As we begin to roll out this blog over the next few weeks, we’ll be touching on many fundamental principles of accounting in order to provide a basic glossary of terms and phrases. This post of basic account terms explained will provide a reference for all of our future posts when we refer to these topics further in depth.

Basic Accounting Terms Explained

Accounting: Accounting is “the action or process of keeping financial accounts,” if you were to consult a dictionary. The problem with such a vague definition is that it makes the job seem much less complex than it actually is. All businesses, no matter their size, have an array of fiscal and legal obligations as far as their operations are concerned. As businesses grow, more and more pieces fall into play, making the task of keeping track of the company’s records all the more difficult.

Accountants are experienced professionals who know the ins and outs of the legalities of business operations, and are equipped with the knowledge to handle all of your financial matters.
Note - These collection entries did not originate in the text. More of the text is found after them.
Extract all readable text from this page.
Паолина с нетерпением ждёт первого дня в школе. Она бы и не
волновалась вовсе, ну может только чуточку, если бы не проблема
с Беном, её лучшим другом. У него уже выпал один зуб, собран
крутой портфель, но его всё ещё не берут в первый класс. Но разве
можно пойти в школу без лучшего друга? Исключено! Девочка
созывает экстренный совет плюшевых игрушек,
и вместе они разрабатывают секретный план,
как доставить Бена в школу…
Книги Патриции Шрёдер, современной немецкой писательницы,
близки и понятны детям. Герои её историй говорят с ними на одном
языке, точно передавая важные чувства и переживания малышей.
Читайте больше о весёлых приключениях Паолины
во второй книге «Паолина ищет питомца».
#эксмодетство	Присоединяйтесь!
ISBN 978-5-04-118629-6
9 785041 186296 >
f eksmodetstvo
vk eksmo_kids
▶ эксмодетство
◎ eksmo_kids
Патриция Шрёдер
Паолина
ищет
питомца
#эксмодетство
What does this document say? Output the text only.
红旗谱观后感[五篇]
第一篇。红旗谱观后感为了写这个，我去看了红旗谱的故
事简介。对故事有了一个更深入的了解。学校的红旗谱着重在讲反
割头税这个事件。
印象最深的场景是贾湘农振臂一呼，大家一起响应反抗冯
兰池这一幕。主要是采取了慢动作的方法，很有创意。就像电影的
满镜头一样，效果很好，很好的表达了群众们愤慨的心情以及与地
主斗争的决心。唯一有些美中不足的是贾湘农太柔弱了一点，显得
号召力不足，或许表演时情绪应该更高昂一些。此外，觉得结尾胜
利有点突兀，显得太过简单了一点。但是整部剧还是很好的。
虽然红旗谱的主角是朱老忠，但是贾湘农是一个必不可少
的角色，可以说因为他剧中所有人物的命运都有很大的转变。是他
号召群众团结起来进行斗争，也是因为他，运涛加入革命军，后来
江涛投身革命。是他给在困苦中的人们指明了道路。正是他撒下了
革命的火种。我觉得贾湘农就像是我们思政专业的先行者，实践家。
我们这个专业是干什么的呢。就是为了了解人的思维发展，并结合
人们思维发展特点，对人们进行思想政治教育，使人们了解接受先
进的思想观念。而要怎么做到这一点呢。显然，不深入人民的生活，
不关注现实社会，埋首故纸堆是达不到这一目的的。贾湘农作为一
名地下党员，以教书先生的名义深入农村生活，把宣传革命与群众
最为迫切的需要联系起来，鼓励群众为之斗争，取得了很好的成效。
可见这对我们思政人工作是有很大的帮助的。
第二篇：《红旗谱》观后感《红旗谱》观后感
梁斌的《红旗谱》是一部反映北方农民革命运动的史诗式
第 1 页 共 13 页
This is why all businesses should entrust the financial recordkeeping to a seasoned accountant who understands every aspect involved in the process.
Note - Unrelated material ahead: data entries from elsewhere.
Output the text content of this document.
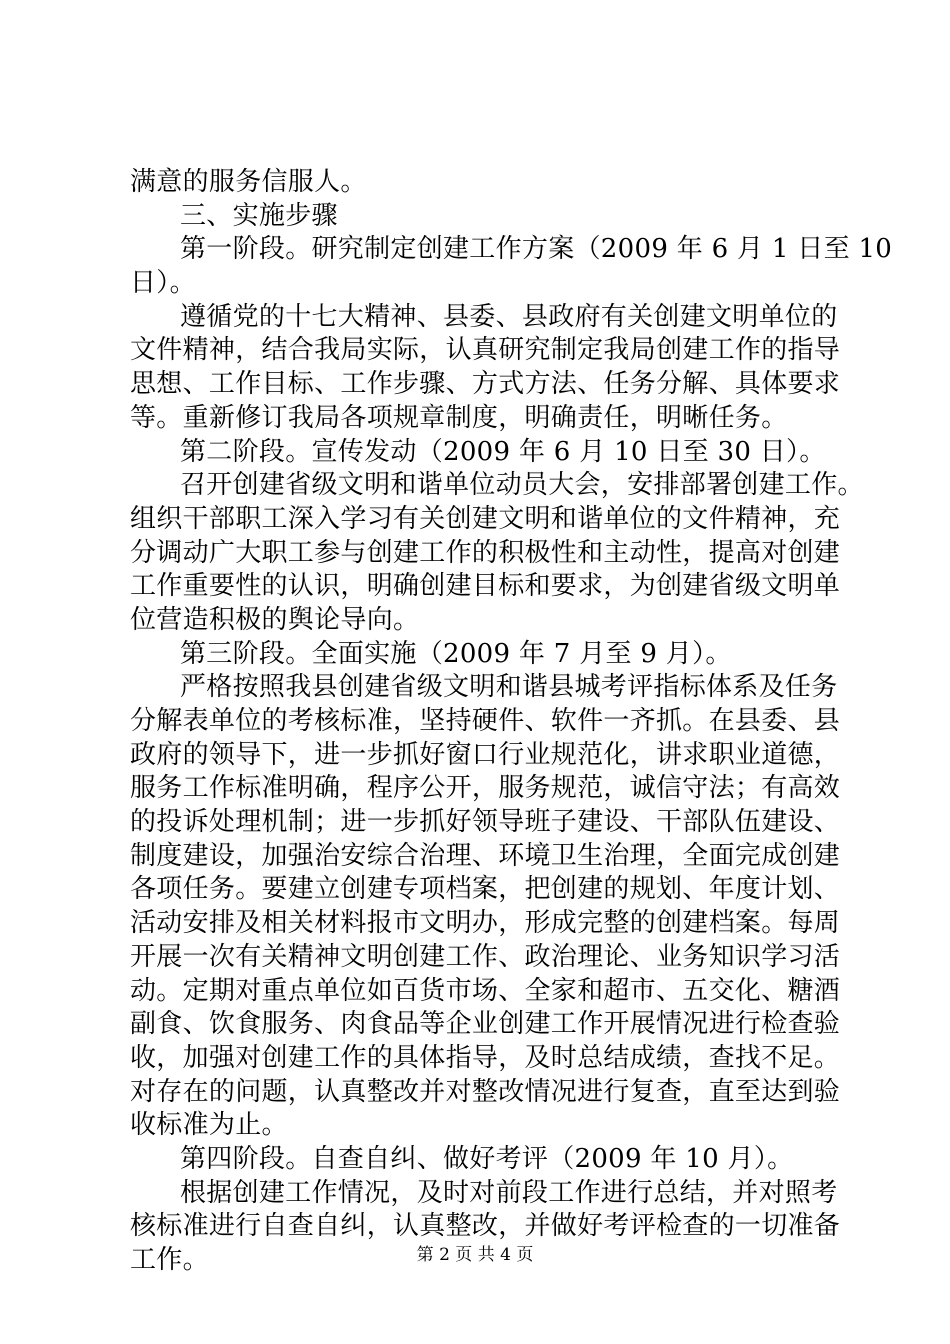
满意的服务信服人。
三、实施步骤
第一阶段。研究制定创建工作方案（2009 年 6 月 1 日至 10
日）。
遵循党的十七大精神、县委、县政府有关创建文明单位的
文件精神，结合我局实际，认真研究制定我局创建工作的指导
思想、工作目标、工作步骤、方式方法、任务分解、具体要求
等。重新修订我局各项规章制度，明确责任，明晰任务。
第二阶段。宣传发动（2009 年 6 月 10 日至 30 日）。
召开创建省级文明和谐单位动员大会，安排部署创建工作。
组织干部职工深入学习有关创建文明和谐单位的文件精神，充
分调动广大职工参与创建工作的积极性和主动性，提高对创建
工作重要性的认识，明确创建目标和要求，为创建省级文明单
位营造积极的舆论导向。
第三阶段。全面实施（2009 年 7 月至 9 月）。
严格按照我县创建省级文明和谐县城考评指标体系及任务
分解表单位的考核标准，坚持硬件、软件一齐抓。在县委、县
政府的领导下，进一步抓好窗口行业规范化，讲求职业道德，
服务工作标准明确，程序公开，服务规范，诚信守法；有高效
的投诉处理机制；进一步抓好领导班子建设、干部队伍建设、
制度建设，加强治安综合治理、环境卫生治理，全面完成创建
各项任务。要建立创建专项档案，把创建的规划、年度计划、
活动安排及相关材料报市文明办，形成完整的创建档案。每周
开展一次有关精神文明创建工作、政治理论、业务知识学习活
动。定期对重点单位如百货市场、全家和超市、五交化、糖酒
副食、饮食服务、肉食品等企业创建工作开展情况进行检查验
收，加强对创建工作的具体指导，及时总结成绩，查找不足。
对存在的问题，认真整改并对整改情况进行复查，直至达到验
收标准为止。
第四阶段。自查自纠、做好考评（2009 年 10 月）。
根据创建工作情况，及时对前段工作进行总结，并对照考
核标准进行自查自纠，认真整改，并做好考评检查的一切准备
工作。	第 2 页 共 4 页
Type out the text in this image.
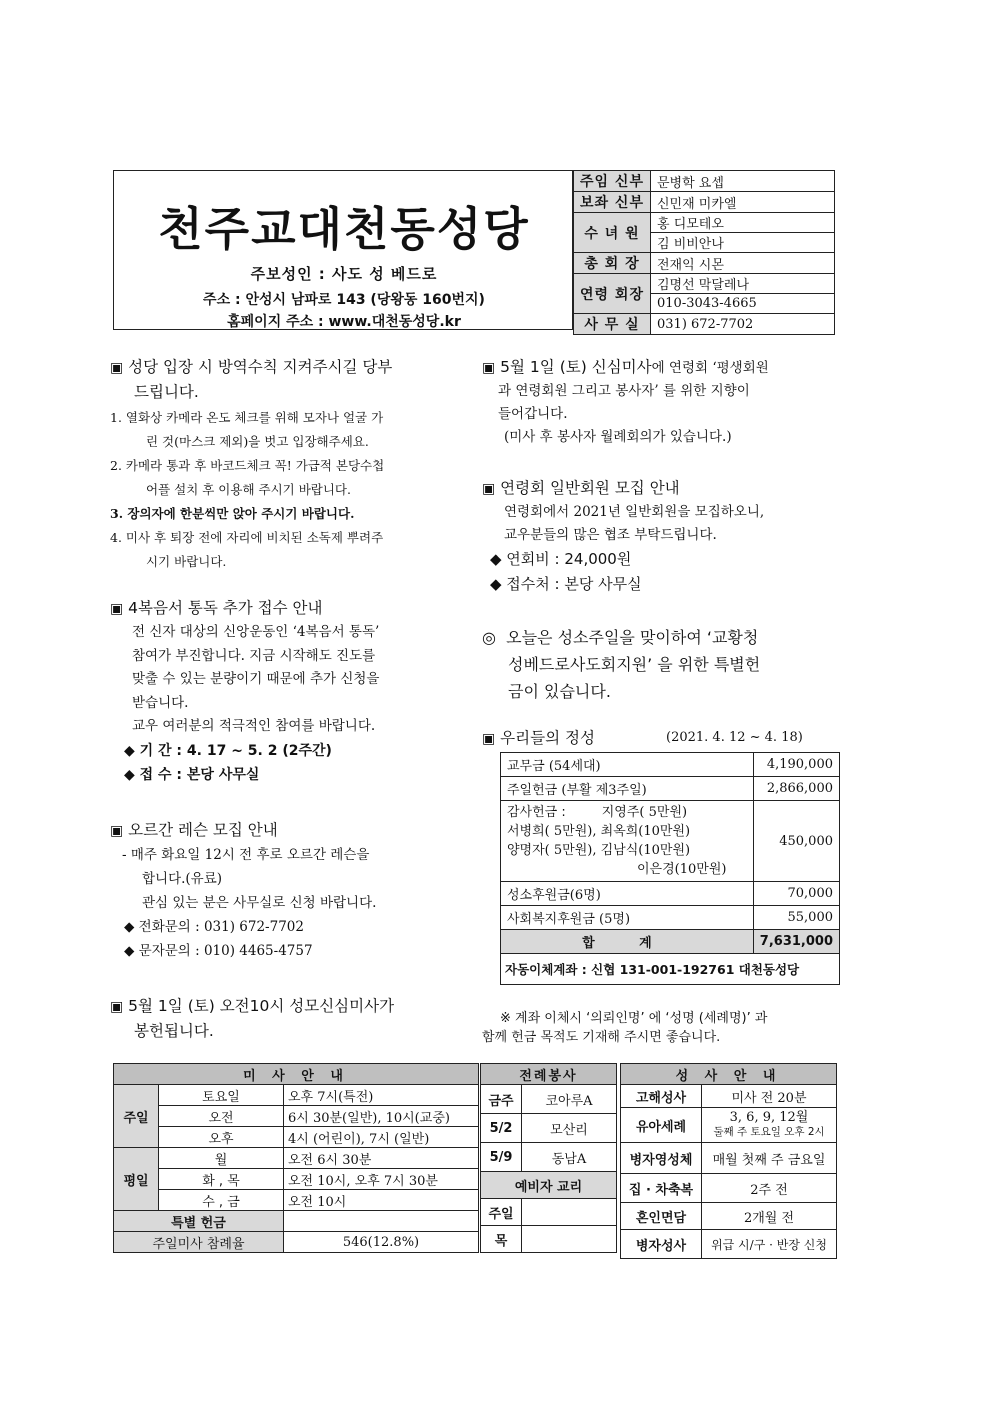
천주교대천동성당
주보성인 : 사도 성 베드로
주소 : 안성시 남파로 143 (당왕동 160번지)
홈페이지 주소 : www.대천동성당.kr
주임 신부	문병학 요셉
보좌 신부	신민재 미카엘
수 녀 원	홍 디모테오
	김 비비안나
총 회 장	전재익 시몬
연령 회장	김명선 막달레나
	010-3043-4665
사 무 실	031) 672-7702
▣ 성당 입장 시 방역수칙 지켜주시길 당부
드립니다.
1. 열화상 카메라 온도 체크를 위해 모자나 얼굴 가
린 것(마스크 제외)을 벗고 입장해주세요.
2. 카메라 통과 후 바코드체크 꼭! 가급적 본당수첩
어플 설치 후 이용해 주시기 바랍니다.
3. 장의자에 한분씩만 앉아 주시기 바랍니다.
4. 미사 후 퇴장 전에 자리에 비치된 소독제 뿌려주
시기 바랍니다.
▣ 4복음서 통독 추가 접수 안내
전 신자 대상의 신앙운동인 ‘4복음서 통독’
참여가 부진합니다. 지금 시작해도 진도를
맞출 수 있는 분량이기 때문에 추가 신청을
받습니다.
교우 여러분의 적극적인 참여를 바랍니다.
◆ 기 간 : 4. 17 ~ 5. 2 (2주간)
◆ 접 수 : 본당 사무실
▣ 오르간 레슨 모집 안내
- 매주 화요일 12시 전 후로 오르간 레슨을
합니다.(유료)
관심 있는 분은 사무실로 신청 바랍니다.
◆ 전화문의 : 031) 672-7702
◆ 문자문의 : 010) 4465-4757
▣ 5월 1일 (토) 오전10시 성모신심미사가
봉헌됩니다.
▣ 5월 1일 (토) 신심미사에 연령회 ‘평생회원
과 연령회원 그리고 봉사자’ 를 위한 지향이
들어갑니다.
(미사 후 봉사자 월례회의가 있습니다.)
▣ 연령회 일반회원 모집 안내
연령회에서 2021년 일반회원을 모집하오니,
교우분들의 많은 협조 부탁드립니다.
◆ 연회비 : 24,000원
◆ 접수처 : 본당 사무실
◎ 오늘은 성소주일을 맞이하여 ‘교황청
성베드로사도회지원’ 을 위한 특별헌
금이 있습니다.
▣ 우리들의 정성	(2021. 4. 12 ~ 4. 18)
교무금 (54세대)	4,190,000
주일헌금 (부활 제3주일)	2,866,000

감사헌금 : 지영주( 5만원)
서병희( 5만원), 최옥희(10만원)
양명자( 5만원), 김남식(10만원)
이은경(10만원)	450,000
성소후원금(6명)	70,000
사회복지후원금 (5명)	55,000
합 계	7,631,000
자동이체계좌 : 신협 131-001-192761 대천동성당	
※ 계좌 이체시 ‘의뢰인명’ 에 ‘성명 (세례명)’ 과
함께 헌금 목적도 기재해 주시면 좋습니다.
미 사 안 내		
주일	토요일	오후 7시(특전)
	오전	6시 30분(일반), 10시(교중)
	오후	4시 (어린이), 7시 (일반)
평일	월	오전 6시 30분
	화 , 목	오전 10시, 오후 7시 30분
	수 , 금	오전 10시
특별 헌금		
주일미사 참례율		546(12.8%)
전례봉사	
금주	코아루A
5/2	모산리
5/9	동남A
예비자 교리	
주일	
목	
성 사 안 내	
고해성사	미사 전 20분
유아세례	3, 6, 9, 12월
둘째 주 토요일 오후 2시

병자영성체	매월 첫째 주 금요일
집 · 차축복	2주 전
혼인면담	2개월 전
병자성사	위급 시/구 · 반장 신청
Accounts Payable: Every business relies on the products and services of other businesses in order to operate. This means that all businesses wind up owing money to other companies, such as suppliers, vendors, and creditors. Any bills that you have not yet paid to those companies are categorized as ‘accounts payable.’ On your balance sheet, the sum of all of your accounts payables is listed as a ‘current liability.’

Accounts Receivable: Contrariwise, other businesses will require your company’s products and services in order to operate. Any company that owes you money and has not yet paid is considered an accounts receivable. On your balance sheet, the sum of all of your accounts receivables is listed as a ‘current asset.’

Assets: Anything of value that is owned by your business is considered an asset. This includes buildings, land, equipment, furniture, vehicles, inventory, cash, etc.

  • Current Assets: Anything that will used within a year, such as cash, inventory, and accounts receivable.
  • Fixed Assets: Long-term assets such as buildings, land, or equipment.

Balance Sheet: A statement that summarizes your company’s financial standing, showing your assets, liabilities, and owner’s equity during a specific period of time.